When asked to engage with media, we must look beyond what’s on the surface. There needs to be this human connection to ground the characters in the reality they are surrounded by. No matter how obscure the production or how the characters look, the commentary about feelings, society and life will make the project more effective. The one director who consistently subverts expectations but explores the human condition through absurdity is Yorgos Lanthimos. His films like The Lobster, Killing of a Sacred Deer and The Favourite all have characters in odd situations as they explore connections with those around them. In his most recent feature, Poor Things, Bella Baxter (Emma Stone) is a science experiment; she is a woman brought back to life by the unorthodox scientist Dr. Godwin Baxter (Willem Dafoe). The film is experimental and brilliant in every sense as Bella starts her life from scratch in an adult body.
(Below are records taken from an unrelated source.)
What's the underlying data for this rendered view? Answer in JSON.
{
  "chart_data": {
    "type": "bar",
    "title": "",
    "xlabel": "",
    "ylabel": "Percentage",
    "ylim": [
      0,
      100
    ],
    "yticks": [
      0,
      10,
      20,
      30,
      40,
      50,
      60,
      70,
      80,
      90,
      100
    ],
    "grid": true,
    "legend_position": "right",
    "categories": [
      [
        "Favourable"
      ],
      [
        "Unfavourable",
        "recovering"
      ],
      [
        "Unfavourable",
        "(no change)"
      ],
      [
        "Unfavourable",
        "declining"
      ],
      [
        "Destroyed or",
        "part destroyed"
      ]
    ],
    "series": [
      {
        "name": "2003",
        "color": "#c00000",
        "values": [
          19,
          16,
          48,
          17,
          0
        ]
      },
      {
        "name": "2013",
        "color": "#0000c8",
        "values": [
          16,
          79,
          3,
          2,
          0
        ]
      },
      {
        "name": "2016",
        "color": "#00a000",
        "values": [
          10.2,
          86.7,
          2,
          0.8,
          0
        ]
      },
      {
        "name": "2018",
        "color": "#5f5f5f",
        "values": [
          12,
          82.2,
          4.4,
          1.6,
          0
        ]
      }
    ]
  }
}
The film is based on the novel by Alasdair Gray, a postmodern revision of Frankenstein through a feminist lens. 

Lanthimos begins his film in stunning colour with a steely blue overtop as a woman climbs out of a window onto a rooftop. She is wearing this rich, royal blue gown with her long raven hair wrapped in an up-do. She emptily stares at the horizon, hopeless. She takes her own life, and Dr. Godwin Baxter finds her washed up on shore. The film then cuts to black and white while Bella Baxter is reborn in her new life. Dr. Goodwin Baxter appeared as a God to Bella, the only father figure who would protect her. The obscurity of the first act was Bella acting and speaking like a newborn. Even the production design within Dr. Goodwin’s home felt large in scale compared to the size of Bella. Lanthimos played with the scale to create that connection of Bella being perceived as an infant. For example, the wooden chair at the dinner table was twice her size. Emma Stone felt free to do whatever she felt would physically work at this stage in Bella’s life. Her physicality, outbursts and diction all worked for the newborn she was trying to convey. It was fascinating to see Bella absorbing everything and becoming more intelligent. 

Once Bella moved into her adolescent years, she posed challenging questions about life that Dr. Goodwin refused to answer. He saw her as his creation and wanted to keep her in a safe bubble because she was his. Bella’s curiosity is the driving force of this film as she keeps pushing the boundaries. Dr. Goodwin would even monitor a simple walk in the park for Bella, and she had grown tired of being sheltered. Cinematographer Robbie Ryan creates beautiful symmetry in each frame as Bella becomes the centre of her world. The fish eye lens that was used symbolizes Bella being trapped physically or mentally as she attempts to break through the rules of Dr. Goodwin and society. There are moments throughout where Bella is stuck in a situation, and the lens appears, or spheres are very prominent around her. Each time she learned new information and came to a new realization about gender norms and the patriarchy, her bubble would pop. The fish eye lens is used to show Bella feeling small in the world, and when she breaks free, her spirit fills the screen. 

By the third act, Bella holds full autonomy, and the world feels large in scale. She feels like she can do anything without holding back. This is where Tony McNamara’s script truly shines. His writing is sharp, hilarious, and educational. Through the eyes of Bella, McNamara highlights the patriarchal society that everyone abides by. Bella is accustomed to doing what she wants and being outspoken when defying these rules. McNamara questions the definition of freedom and what it means to be part of society. When Bella has her sexual awakening as a sex worker in Paris, she uses her body as her tool. This shows her growth from being an experiment and not having control of her body to understanding her body and sexual urges. Stone’s performance is the best of her career because of the lengths she goes with her physical acting and how abrupt her line delivery is. The chemistry between Bella and Duncan Wedderburn (Mark Ruffalo) is absolute perfection, especially when they start arguing about class structure. Ruffalo hasn’t been this good since Zodiac, and it was incredible to watch. Wedderburn wants a wife and doesn’t understand that Bella has a younger mindset. 

Poor Things is one of the most daring films this year. Lanthimos explores the life of a woman who was given a second chance to live a life she wanted. In her past life, Bella had to make a decision based on how unhappy she was in her marriage, and she unfortunately had to make the decision again. What McNamara and Lanthimos express is that women can be anything they want. They can learn, adapt, and grow. They are constantly changing because of the world around them, and it’s important to have the opportunity to explore every avenue. For Bella to become a well-rounded person, she must experience different feelings of joy, pain, grief, and love. Stone gives the performance of her career in her most physical role to date. On the surface, like many Lanthimos films, it may be too absurd for people unfamiliar with his work. But the discussions about class, feminism, agency, and how the patriarchy destroys the evolution of the world are all incredibly well-written and executed for audiences to connect with the characters. This has one of the best final scenes this year, as it accurately depicts the perception of men and women.